Enrol your own key. Sign your own kernel. Seems to scale linearly per user to me.
Security is not free. There will always be a cost.
Andrew
Hi Andrew,
On Fri, Jan 4, 2013 at 5:09 PM, Andrew Goodbody ajg4tadpole@gmail.comwrote:
Enrol your own key. Sign your own kernel. Seems to scale linearly per user to me.
Security is not free. There will always be a cost.
I am actually quite conflicted because I try to look out for the underdog in every fight. Right now that would be you (no offense intended). Please view my comments as directed at Microsoft and the standard they have pushed onto us. And thanks for debating.
"Security is not free"
I think the Linux kernel is a glaring hole in that argument. The Linux kernel is *free*, by many definitions. Oh, and it is the *right* way to implement security.
Secure Boot is neither libre nor gratis. For $99 you can have a closed DRM solution. All DRM solutions are fundamentally flawed because both lock *and* key must be present on the machine. The only thing DRM has consistently done is inconvenience the average person.
"Enrol (sic) your own key.
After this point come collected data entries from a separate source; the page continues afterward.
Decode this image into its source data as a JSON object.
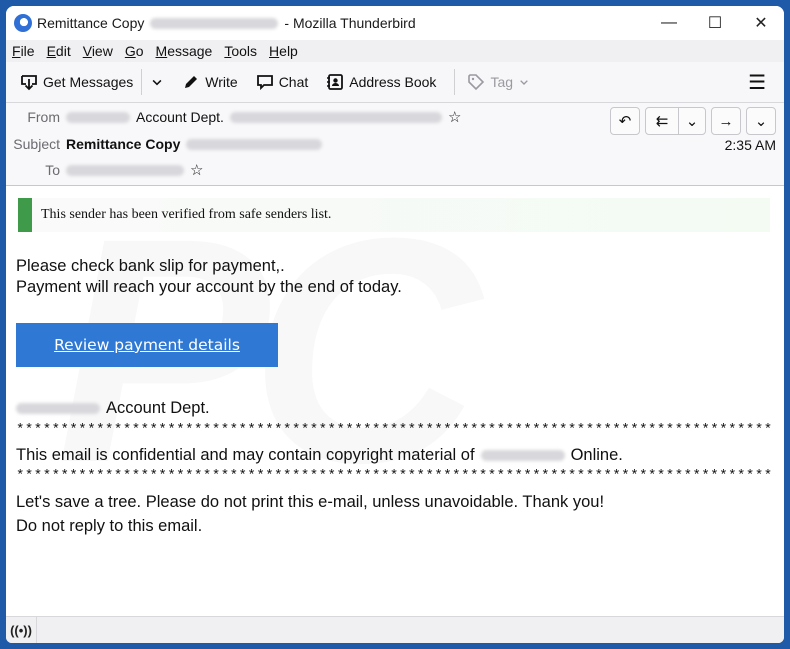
{
  "window": {
    "title_subject": "Remittance Copy",
    "title_app": "- Mozilla Thunderbird",
    "controls": {
      "minimize": "—",
      "maximize": "☐",
      "close": "✕"
    }
  },
  "menubar": {
    "items": [
      {
        "accel": "F",
        "rest": "ile"
      },
      {
        "accel": "E",
        "rest": "dit"
      },
      {
        "accel": "V",
        "rest": "iew"
      },
      {
        "accel": "G",
        "rest": "o"
      },
      {
        "accel": "M",
        "rest": "essage"
      },
      {
        "accel": "T",
        "rest": "ools"
      },
      {
        "accel": "H",
        "rest": "elp"
      }
    ]
  },
  "toolbar": {
    "get_messages": "Get Messages",
    "write": "Write",
    "chat": "Chat",
    "address_book": "Address Book",
    "tag": "Tag",
    "menu_icon": "☰"
  },
  "header": {
    "from_label": "From",
    "from_name": "Account Dept.",
    "subject_label": "Subject",
    "subject": "Remittance Copy",
    "to_label": "To",
    "time": "2:35 AM",
    "actions": {
      "reply": "↶",
      "reply_all": "⇇",
      "forward": "→",
      "more": "⌄"
    }
  },
  "body": {
    "banner": "This sender has been verified from safe senders list.",
    "line1": "Please check bank slip for payment,.",
    "line2": "Payment will reach your account by the end of today.",
    "cta": "Review payment details",
    "signature": "Account Dept.",
    "stars": "***********************************************************************************************************",
    "confidential_pre": "This email is confidential and may contain copyright material of",
    "confidential_post": "Online.",
    "tree": "Let's save a tree. Please do not print this e-mail, unless unavoidable. Thank you!",
    "noreply": "Do not reply to this email."
  },
  "statusbar": {
    "icon": "((•))"
  }
}
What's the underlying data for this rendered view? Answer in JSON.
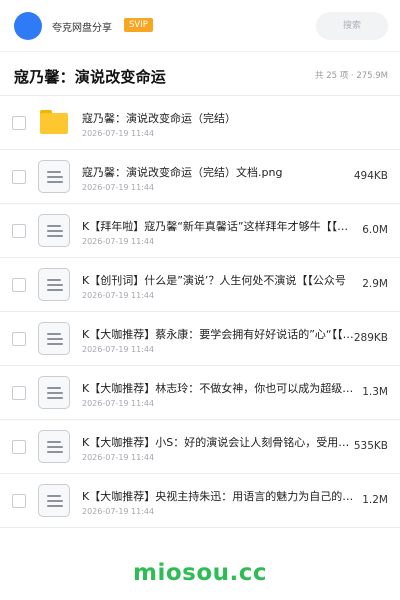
{
  "header": {
    "app_name": "夸克网盘分享",
    "badge": "SVIP",
    "search_placeholder": "搜索",
    "avatar_color": "#2f7bf5",
    "badge_color": "#f6a623"
  },
  "folder": {
    "title": "寇乃馨：演说改变命运",
    "summary": "共 25 项 · 275.9M"
  },
  "files": [
    {
      "name": "寇乃馨：演说改变命运（完结）",
      "date": "2026-07-19 11:44",
      "size": "",
      "icon": "folder-icon"
    },
    {
      "name": "寇乃馨：演说改变命运（完结）文档.png",
      "date": "2026-07-19 11:44",
      "size": "494KB",
      "icon": "file-icon"
    },
    {
      "name": "K【拜年啦】寇乃馨“新年真馨话”这样拜年才够牛【【公众号",
      "date": "2026-07-19 11:44",
      "size": "6.0M",
      "icon": "file-icon"
    },
    {
      "name": "K【创刊词】什么是”演说’？人生何处不演说【【公众号",
      "date": "2026-07-19 11:44",
      "size": "2.9M",
      "icon": "file-icon"
    },
    {
      "name": "K【大咖推荐】蔡永康：要学会拥有好好说话的”心“【【公众号",
      "date": "2026-07-19 11:44",
      "size": "289KB",
      "icon": "file-icon"
    },
    {
      "name": "K【大咖推荐】林志玲：不做女神，你也可以成为超级演说家",
      "date": "2026-07-19 11:44",
      "size": "1.3M",
      "icon": "file-icon"
    },
    {
      "name": "K【大咖推荐】小S：好的演说会让人刻骨铭心，受用无穷",
      "date": "2026-07-19 11:44",
      "size": "535KB",
      "icon": "file-icon"
    },
    {
      "name": "K【大咖推荐】央视主持朱迅：用语言的魅力为自己的未来加分",
      "date": "2026-07-19 11:44",
      "size": "1.2M",
      "icon": "file-icon"
    }
  ],
  "watermark": {
    "text": "miosou.cc",
    "color": "#2ebd54"
  }
}
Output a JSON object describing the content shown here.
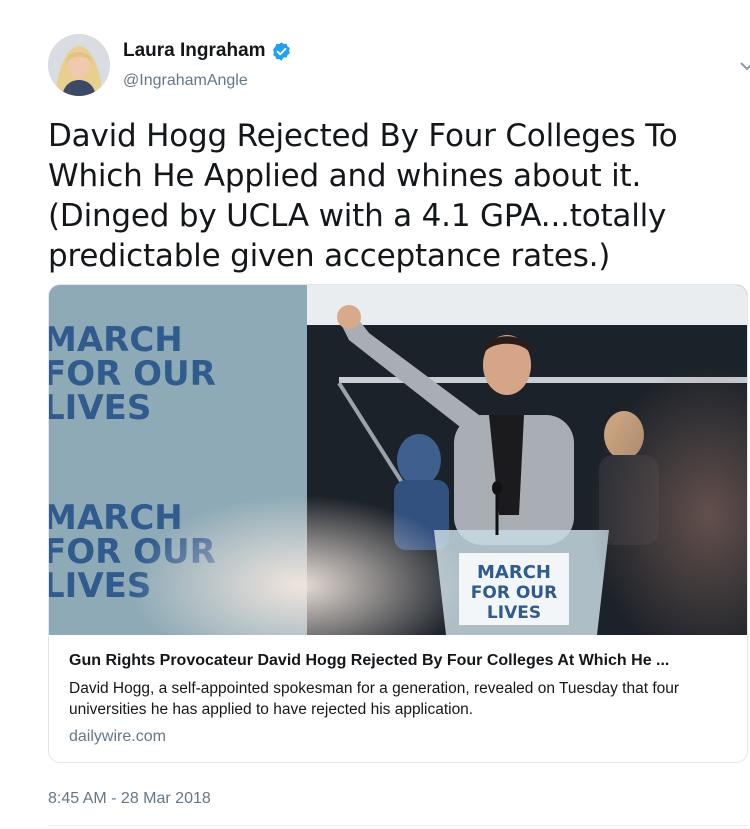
{
  "author": {
    "display_name": "Laura Ingraham",
    "handle": "@IngrahamAngle",
    "verified": true
  },
  "tweet": {
    "text": "David Hogg Rejected By Four Colleges To Which He Applied and whines about it. (Dinged by UCLA with a 4.1 GPA...totally predictable given acceptance rates.)",
    "timestamp": "8:45 AM - 28 Mar 2018"
  },
  "card": {
    "image": {
      "sign_text_lines": [
        "MARCH",
        "FOR OUR",
        "LIVES"
      ]
    },
    "title": "Gun Rights Provocateur David Hogg Rejected By Four Colleges At Which He ...",
    "description": "David Hogg, a self-appointed spokesman for a generation, revealed on Tuesday that four universities he has applied to have rejected his application.",
    "domain": "dailywire.com"
  },
  "colors": {
    "verified": "#1da1f2",
    "secondary_text": "#657786",
    "primary_text": "#14171a",
    "border": "#e1e8ed"
  },
  "icons": {
    "verified": "verified-badge-icon",
    "caret": "chevron-down-icon"
  }
}
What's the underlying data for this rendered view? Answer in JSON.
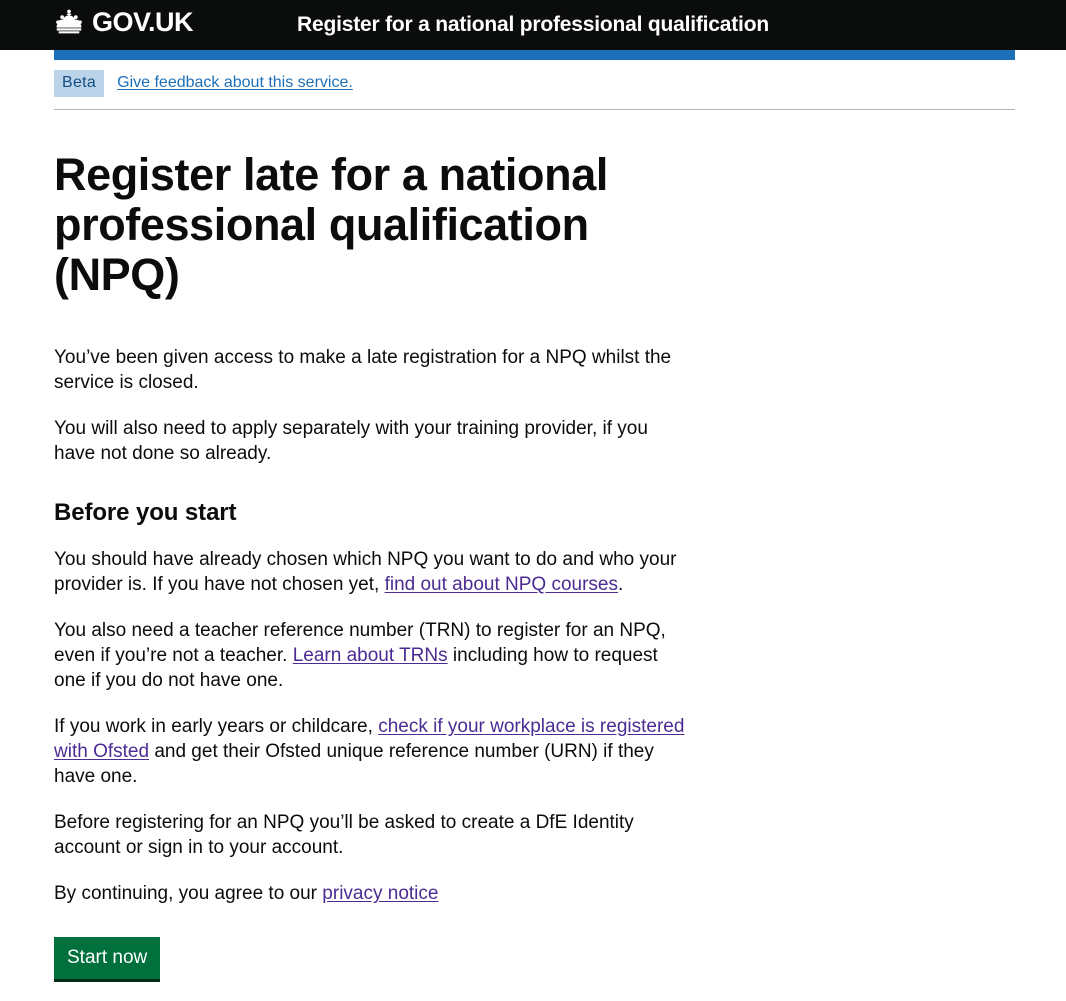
{
  "header": {
    "logo_text": "GOV.UK",
    "logo_icon": "crown-icon",
    "service_name": "Register for a national professional qualification"
  },
  "phase_banner": {
    "tag": "Beta",
    "feedback_link": "Give feedback about this service."
  },
  "main": {
    "page_title": "Register late for a national professional qualification (NPQ)",
    "intro_paragraph_1": "You’ve been given access to make a late registration for a NPQ whilst the service is closed.",
    "intro_paragraph_2": "You will also need to apply separately with your training provider, if you have not done so already.",
    "section_heading": "Before you start",
    "para_npq_prefix": "You should have already chosen which NPQ you want to do and who your provider is. If you have not chosen yet, ",
    "para_npq_link": "find out about NPQ courses",
    "para_npq_suffix": ".",
    "para_trn_prefix": "You also need a teacher reference number (TRN) to register for an NPQ, even if you’re not a teacher. ",
    "para_trn_link": "Learn about TRNs",
    "para_trn_suffix": " including how to request one if you do not have one.",
    "para_ofsted_prefix": "If you work in early years or childcare, ",
    "para_ofsted_link": "check if your workplace is registered with Ofsted",
    "para_ofsted_suffix": " and get their Ofsted unique reference number (URN) if they have one.",
    "para_dfe": "Before registering for an NPQ you’ll be asked to create a DfE Identity account or sign in to your account.",
    "para_privacy_prefix": "By continuing, you agree to our ",
    "para_privacy_link": "privacy notice",
    "start_button": "Start now"
  },
  "colors": {
    "header_background": "#0b0c0c",
    "phase_bar_blue": "#1d70b8",
    "tag_background": "#bbd4ea",
    "tag_text": "#144e81",
    "link_blue": "#1d70b8",
    "link_visited_purple": "#4c2c92",
    "button_green": "#00703c",
    "button_shadow": "#002d18",
    "body_text": "#0b0c0c"
  }
}
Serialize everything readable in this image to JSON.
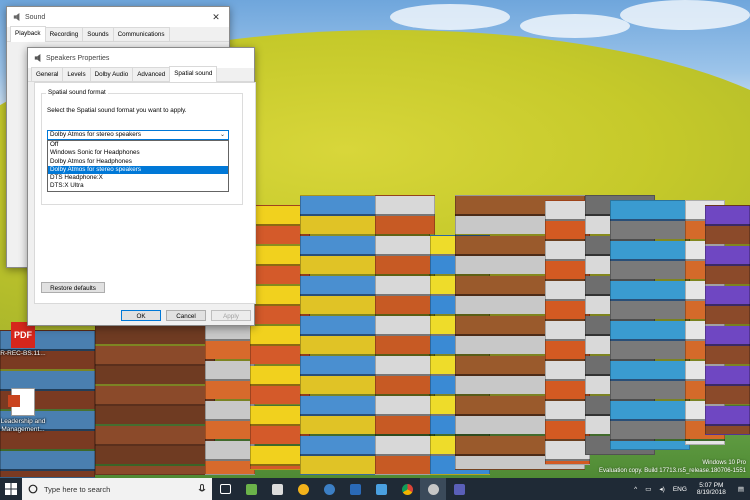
{
  "sound_dialog": {
    "title": "Sound",
    "tabs": [
      "Playback",
      "Recording",
      "Sounds",
      "Communications"
    ]
  },
  "speakers_dialog": {
    "title": "Speakers Properties",
    "tabs": [
      "General",
      "Levels",
      "Dolby Audio",
      "Advanced",
      "Spatial sound"
    ],
    "active_tab": "Spatial sound",
    "group_label": "Spatial sound format",
    "instruction": "Select the Spatial sound format you want to apply.",
    "selected_format": "Dolby Atmos for stereo speakers",
    "options": [
      "Off",
      "Windows Sonic for Headphones",
      "Dolby Atmos for Headphones",
      "Dolby Atmos for stereo speakers",
      "DTS Headphone:X",
      "DTS:X Ultra"
    ],
    "restore_defaults": "Restore defaults",
    "ok": "OK",
    "cancel": "Cancel",
    "apply": "Apply"
  },
  "desktop": {
    "icons": [
      {
        "label": "R-REC-BS.11...",
        "glyph": "PDF"
      },
      {
        "label": "Leadership and Management..."
      }
    ]
  },
  "taskbar": {
    "search_placeholder": "Type here to search",
    "language": "ENG",
    "time": "5:07 PM",
    "date": "8/19/2018"
  },
  "watermark": {
    "line1": "Windows 10 Pro",
    "line2": "Evaluation copy. Build 17713.rs5_release.180706-1551"
  },
  "colors": {
    "accent": "#0078d7",
    "taskbar": "#1f2a36"
  }
}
Sign your own kernel."
For $99 I could get my kernel signed by Verisign. That does not scale. That was my point, thanks.
To attempt to convince all the OEM's to sign their UEFI drivers with my key would be impossible; furthermore, the UEFI spec only has *one* slot for signatures on OEM UEFI drivers.
The whole bring-your-own-key argument is a red herring as soon as a third-party driver is involved, because the driver must then be trusted without verifying its signature. You wouldn't accept that kind of security compromise, would you?
I know I won't. I'll ditch Secure Boot entirely and use coreboot.